Второй эпизод мифа, самый подробный, – «рождение Иама». Шесть его кусков, выделенных здесь абзацами, выказывают отчетливую симметрию в движении взгляда от персонажа к персонажу: (1–3: до разрешения от бремени) Евадна – царь – Евадна и (4–6: после разрешения от бремени). Иам – царь – Иам.

(57) А когда вкусил он от плода сладкой Гебы в золотом венце, (58) то, сойдя в алфейские воды, воззвал он к Посейдону, мощному праотцу своему, и воззвал он к лучнику, блюстителю богозданного Делоса, о том, чтобы честь, питательница мужей, осенила его чело. (61) Ночь была, и открытое небо.
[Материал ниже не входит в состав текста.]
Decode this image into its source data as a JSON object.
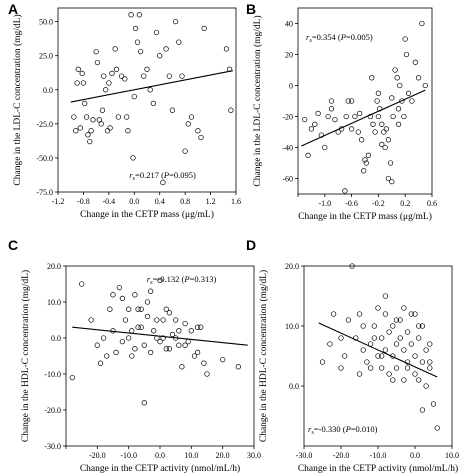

И в обмен его голосу прозвучал иной, отчий, вещающий прямые слова: (62) «Восстань, дитя, ступай вослед за вестью моей в край, приемлющий всех».

(4 строфа, 64) И взошли они на каменную кручу высокого Крония, и тем восприял Иам сугубое сокровище предведения: (66) слух к голосу, не знающему лжи, и указ:

(67) когда будет сюда Геракл, властная отрасль Алкидов, измыслитель дерзновенного, – (68) утвердить родителю его празднество, отраду многолюдья, великий чин состязаний и на высшем из алтарей – Зевесово прорицалище.

Третий эпизод мифа – «судьба Иама». Три его куска, выделенные здесь абзацами, естественно следуют друг за другом как действие, немедленный результат этого действия и дальнейший результат этого действия; последний из них влечет за собою четвертый кусок, как бы эпилог, дающий перспективу будущего и подводящий к переходу от мифологического отступления обратно к основной хвалебной части.

(4 антистрофа, 71) С тех самых пор многославен меж эллинами род Иамидов: (72) сопутствуемый обилием, чтящий доблесть, шествует он по видному пути. (73) Каждое их дело – свидетельство тому; и завидуют хулящие мужу, кому вскачь на двенадцатом кругу первому по чести излила Харита славную свою красоту.

(77) Если предки, Агесий, матери твоей у граней Киллены (4 эпод) подлинно дарили в благочестии своем многие и многократные заклания (79) ради милости Эрмия, вестника богов, в чьей руке – состязание и жребий наград, возлюбившего Аркадию, славную мужами, – (80) то это он и тяжко грохочущий родитель его довершают твою славу, о сын Сострата.

Возврат от мифологической части к хвалебной плавный, без отбивки: «с тех самых пор», «так и теперь» (καὶ νῦν) – характерные формулы такого перехода. Хвалебная часть продолжает ту же тему, которая была перебита мифом, – хвалу роду. Хвала роду подается с двух заходов: «от людей» (71 сл.) и «от богов» (77 сл.); в концовках обоих кусков хвала роду дополняется повторной хвалой победителю. Во втором куске этот вспомогательный мотив подчеркнут двукратным обращением во втором лице с двукратным повторением именования героя.

(82) Певучий оселок – на языке у меня, слава его льется чудными дуновениями навстречу воле моей. (84) Мать моей матери – цветущая Метопа из-под Стимфала: (5 строфа) она родила Фиву, хлещущую скакунов, Фиву, чью желанную влагу я пью, пеструю хвалу сплетая копьеносным бойцам.